Sports Guide

Kart around an adrenalin rush

By Cheryl TayEvents - 30 October 2013 3:59 PM | Updated 6:08 PM

Kart around an adrenalin rush

Formula One has come and gone for the year, but you can continue to get racing action the rest of the year with go-karting!

Go-karting is the most basic of motor sports and is usually how F1 drivers start, before they progress on to single-seater racing.

For example, three-time World Champion Sebastian Vettel started leisure karting at the age of three-and-a-half, and raced karts at eight.

I enjoy karting too, and have taken part in kart races, in both a recreational kart and a professional kart.

Karting is a pretty physical activity, especially when you push hard and try to better your lap times. There is something addictive about the thrill of driving as fast as you can, while trying to improve your lines and hunting for the next person to overtake. Recreational karts can go up to 80 or 90km/h, depending on how long the straight is.

The kind of kart you get at a typical go-kart track is the recreational type, but those who wish to take their karting to a more serious level can purchase their own kart and participate in races. Kart racing is a whole different kettle of fish, and expensive too — be prepared to fork out about S$20,000.

If you get hooked on kart racing, local karting outfits such as Kartmaster Drakar Racing or Veritas Racing have driver coaches and mechanics to help you along the way. There is also a permanent go-karting facility called Kartright Speedway (511 Upper Jurong Road, 6265 3303). Opened in 2009, it caters to both competition and leisure karters. Walk-in rates for a 10-minute ticket range from $25 to $35 for students, to $35 to $45 for adults.
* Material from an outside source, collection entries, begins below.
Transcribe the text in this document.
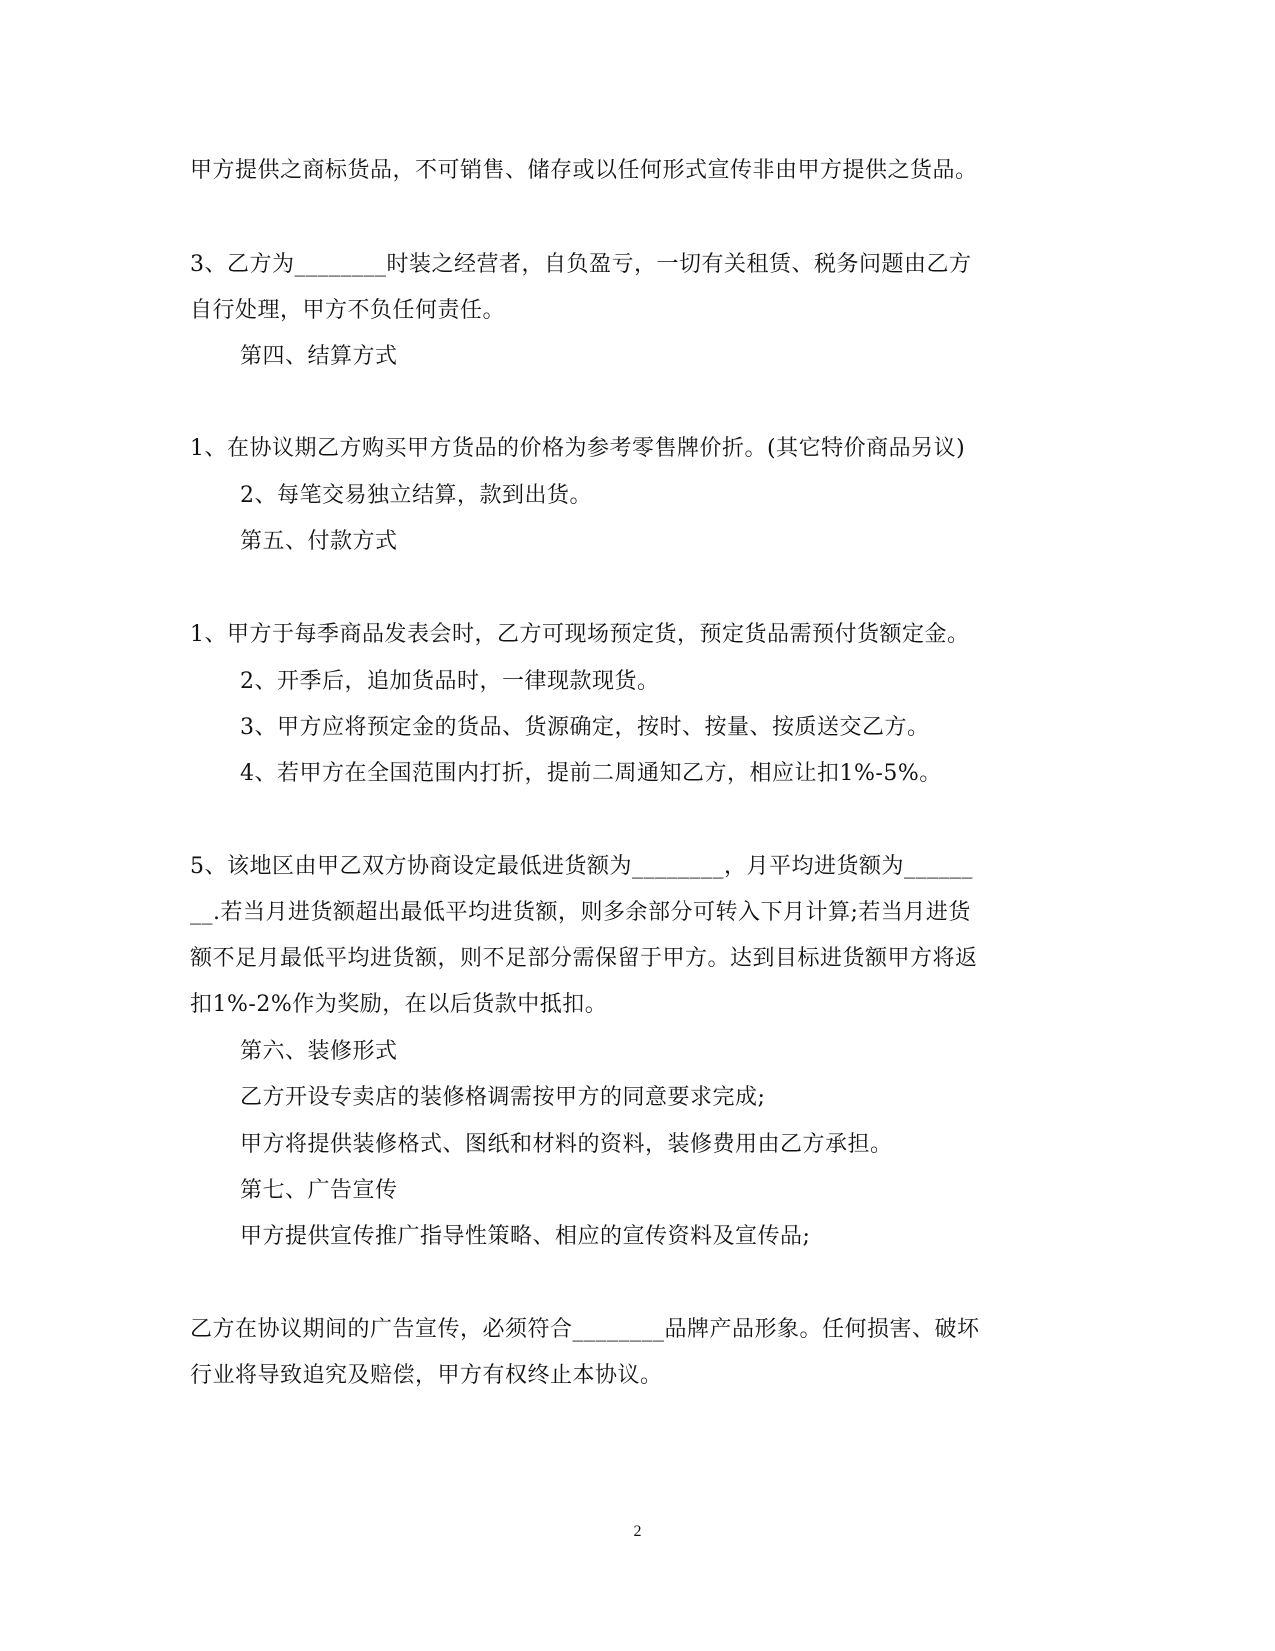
甲方提供之商标货品，不可销售、储存或以任何形式宣传非由甲方提供之货品。
3、乙方为________时装之经营者，自负盈亏，一切有关租赁、税务问题由乙方
自行处理，甲方不负任何责任。
第四、结算方式
1、在协议期乙方购买甲方货品的价格为参考零售牌价折。(其它特价商品另议)
2、每笔交易独立结算，款到出货。
第五、付款方式
1、甲方于每季商品发表会时，乙方可现场预定货，预定货品需预付货额定金。
2、开季后，追加货品时，一律现款现货。
3、甲方应将预定金的货品、货源确定，按时、按量、按质送交乙方。
4、若甲方在全国范围内打折，提前二周通知乙方，相应让扣1%-5%。
5、该地区由甲乙双方协商设定最低进货额为________，月平均进货额为______
__.若当月进货额超出最低平均进货额，则多余部分可转入下月计算;若当月进货
额不足月最低平均进货额，则不足部分需保留于甲方。达到目标进货额甲方将返
扣1%-2%作为奖励，在以后货款中抵扣。
第六、装修形式
乙方开设专卖店的装修格调需按甲方的同意要求完成;
甲方将提供装修格式、图纸和材料的资料，装修费用由乙方承担。
第七、广告宣传
甲方提供宣传推广指导性策略、相应的宣传资料及宣传品;
乙方在协议期间的广告宣传，必须符合________品牌产品形象。任何损害、破坏
行业将导致追究及赔偿，甲方有权终止本协议。
2
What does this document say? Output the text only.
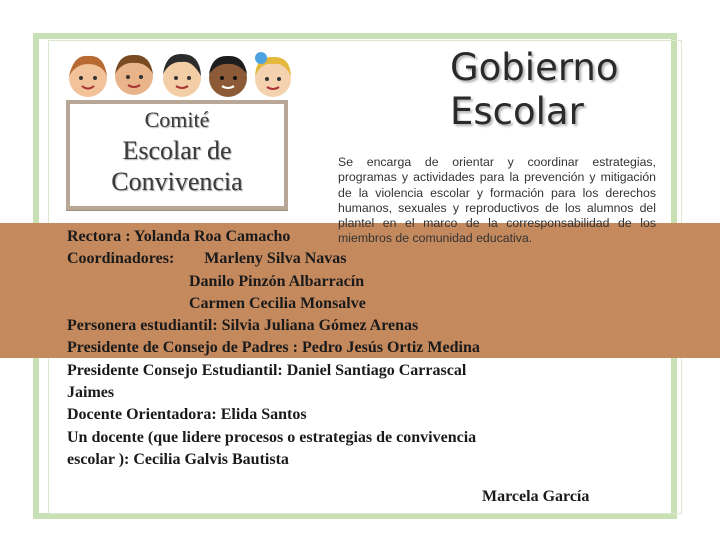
Comité
Escolar de
Convivencia
Gobierno
Escolar
Se encarga de orientar y coordinar estrategias, programas y actividades para la prevención y mitigación de la violencia escolar y formación para los derechos humanos, sexuales y reproductivos de los alumnos del plantel en el marco de la corresponsabilidad de los miembros de comunidad educativa.
Rectora : Yolanda Roa Camacho
Coordinadores: Marleny Silva Navas
Danilo Pinzón Albarracín
Carmen Cecilia Monsalve
Personera estudiantil: Silvia Juliana Gómez Arenas
Presidente de Consejo de Padres : Pedro Jesús Ortiz Medina
Presidente Consejo Estudiantil: Daniel Santiago Carrascal
Jaimes
Docente Orientadora: Elida Santos
Un docente (que lidere procesos o estrategias de convivencia
escolar ): Cecilia Galvis Bautista
Marcela García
Another karting circuit that you can check out is Changi Karting Circuit on Aviation Park Road. Opened in April this year, this 1.1km circuit plays host to the annual Singapore Karting Championship (SKC), KF1 Championships, corporate competitions, local school competitions and international events. But it seems that this venue will take the chequered flag earlier than expected. Even though it opened only recently, its occupation license expires on 10 November, after which the land will return to the Singapore Sports Council.

Two-seater karts are available at some circuits. 

No driver’s licence is required for recreational karting, so anyone is welcome to try that. (A Competition Licence is needed from the Singapore Motor Sports Association for professional karting.) There are also two-seater karts for those who wish to take their little ones for a ride. At Kartright, to ride in a kart you have to be at least 10 years old and 1.45 metres tall.

Dress appropriately and wear comfortable clothes for sports, like if you were going for a run. There should be no loose pieces on you, as they might get caught in the engine. Most importantly, wear covered-toe footwear like sneakers, but no Crocs. Helmets are provided (complete with shower caps for hygiene).

Mandatory safety briefings take place before you head out on the track.

A mandatory safety briefing is usually held before you go out on the track, so don’t worry if you are not sure where the pedals are or what to do. If you run into trouble, just stay calm, stay out of people’s way and the safety kart will get to your rescue.

Most importantly, remember to have fun!

Basic karting techniques:

1)    Sit correctly in the kart

Sitting in the correct driving position is essential to avoid fatigue. The optimal driving posture allows your arms and legs to move comfortably, without having to stretch your limbs fully.

2)    Hold the steering wheel right

The steering wheel should be held in the ‘quarter-to-three’ position, or slightly higher at ‘ten-to-two’, if you prefer.

3)    Take it easy the first time

Go slowly on your first few laps to familiarise yourself with the track as well as how the kart drives. Test your brakes! Once you have a better feel of the track, start to increase your speed gradually.

4)    Play around with racing lines

There is no fixed racing line, though there are ideal racing lines. Experiment with different lines; for example, you might be turning too early into some corners. When taking corners, remember to hit the apex and reapply power quickly upon the exit.

5)    Keep the kart straight as much as possible

Turning slows a kart down, so keep your kart going straight as much as you can, say by entering a corner late. However, although you want to carry speed as efficiently as you can into corners, be careful not to enter too fast or you might end up having to brake too hard.